When I teach Economics, I often find myself teaching about the effects of a tax on the supply and demand curves for a product. While a tax can be levied on a producer or a consumer, it is generally the case that the producer and consumer will each pay a portion of that tax in the end, once the equilibrium price changes in response to the tax. Indeed, the degree to which a consumer and producer share the cost of a tax depends on how willing those agents are to change their behavior in response to a change in price. In economic language, we say that who actually pays a tax “depends on the elasticities.”
I found myself thinking of this recently when I learned that merchants now have the opportunity to charge a fee to customers who use credit cards to pay for products.  It seems that fees previously paid by merchants can now be added to consumer’s bills, resulting in as much as a 4% increase in the current price charged for a product. This disturbed me, since I tend to use credit cards as if they were charge cards instead of cash. While the current price of products already reflects the fees charged to merchants, an additional fee over and above the current price is something I would like to avoid. I know that there are ways to avoid paying this fee, such as using cash, but I find the potential loss of convenience annoying. And so I resolved that I would not pay these extra fees.
My first step in keeping this resolution is to ask merchants if they are passing along these fees, even before I shop for anything. My understanding is that if they do add such fees, they are required to tell you before you shop, but do not have to tell you what the fee is until you check out. It is interesting that so far I have not found any workers in the several stores I have visited who admitted to taking advantage of this potential change in policy. All denied that I would be charged such a fee, and one even said “oh, we never do that” Most had no knowledge of the possibility.
So far, this inquiry has not been a difficult addition to my shopping excursions, and so far I have not found myself needing to go to another store to avoid the fees. However, I did receive several confused looks from the employees I spoke to. I am curious about whether my readers have noticed such a fee being added onto the cost of their purchases when using credit cards.

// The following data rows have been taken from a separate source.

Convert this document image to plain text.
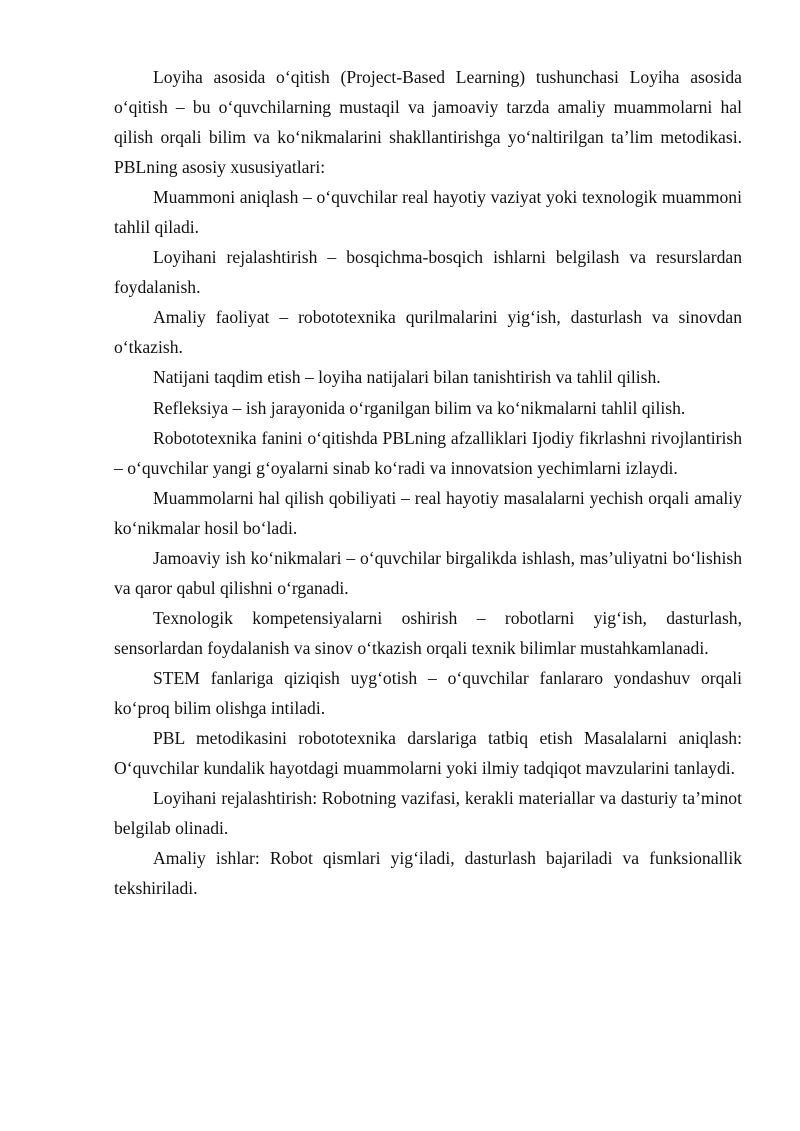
Loyiha asosida o‘qitish (Project-Based Learning) tushunchasi Loyiha asosida o‘qitish – bu o‘quvchilarning mustaqil va jamoaviy tarzda amaliy muammolarni hal qilish orqali bilim va ko‘nikmalarini shakllantirishga yo‘naltirilgan ta’lim metodikasi. PBLning asosiy xususiyatlari:

Muammoni aniqlash – o‘quvchilar real hayotiy vaziyat yoki texnologik muammoni tahlil qiladi.

Loyihani rejalashtirish – bosqichma-bosqich ishlarni belgilash va resurslardan foydalanish.

Amaliy faoliyat – robototexnika qurilmalarini yig‘ish, dasturlash va sinovdan o‘tkazish.

Natijani taqdim etish – loyiha natijalari bilan tanishtirish va tahlil qilish.

Refleksiya – ish jarayonida o‘rganilgan bilim va ko‘nikmalarni tahlil qilish.

Robototexnika fanini o‘qitishda PBLning afzalliklari Ijodiy fikrlashni rivojlantirish – o‘quvchilar yangi g‘oyalarni sinab ko‘radi va innovatsion yechimlarni izlaydi.

Muammolarni hal qilish qobiliyati – real hayotiy masalalarni yechish orqali amaliy ko‘nikmalar hosil bo‘ladi.

Jamoaviy ish ko‘nikmalari – o‘quvchilar birgalikda ishlash, mas’uliyatni bo‘lishish va qaror qabul qilishni o‘rganadi.

Texnologik kompetensiyalarni oshirish – robotlarni yig‘ish, dasturlash, sensorlardan foydalanish va sinov o‘tkazish orqali texnik bilimlar mustahkamlanadi.

STEM fanlariga qiziqish uyg‘otish – o‘quvchilar fanlararo yondashuv orqali ko‘proq bilim olishga intiladi.

PBL metodikasini robototexnika darslariga tatbiq etish Masalalarni aniqlash: O‘quvchilar kundalik hayotdagi muammolarni yoki ilmiy tadqiqot mavzularini tanlaydi.

Loyihani rejalashtirish: Robotning vazifasi, kerakli materiallar va dasturiy ta’minot belgilab olinadi.

Amaliy ishlar: Robot qismlari yig‘iladi, dasturlash bajariladi va funksionallik tekshiriladi.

But no look was more confused than the look I received from a man who was wearing a shirt that looked identical to the one worn by the employees at my usual supermarket. He was helping his wife as she checked out with their groceries, and could have easily been one of the employees who often come by to help customers like me work the self-checkout lanes. Luckily, I asked him if he worked there before I asked him if he charged an extra fee for credit cards. I was very glad that my daughter was not with me that time!
I suspect that I will need to revise my approach when I shop with my daughter, as she has reached the age where anything that mom does is embarrassing. For example, last week she asked me to come watch her at her basketball practice. Apparently, I did a few things that embarrassed her, such as standing in the wrong section (the moms always stand by the other door…) and, God forbid, clapping and cheering a little when she got the ball in the basket. Indeed, it seems that my clothes and my hair style are not measuring up to her standards lately. It was only a few weeks ago, when she told me “mom, would you PLEASE look younger.” I had trouble explaining to her that I am afraid that there are some things that one just can’t buy at the local grocery store, using either cash or credit, no matter what the price.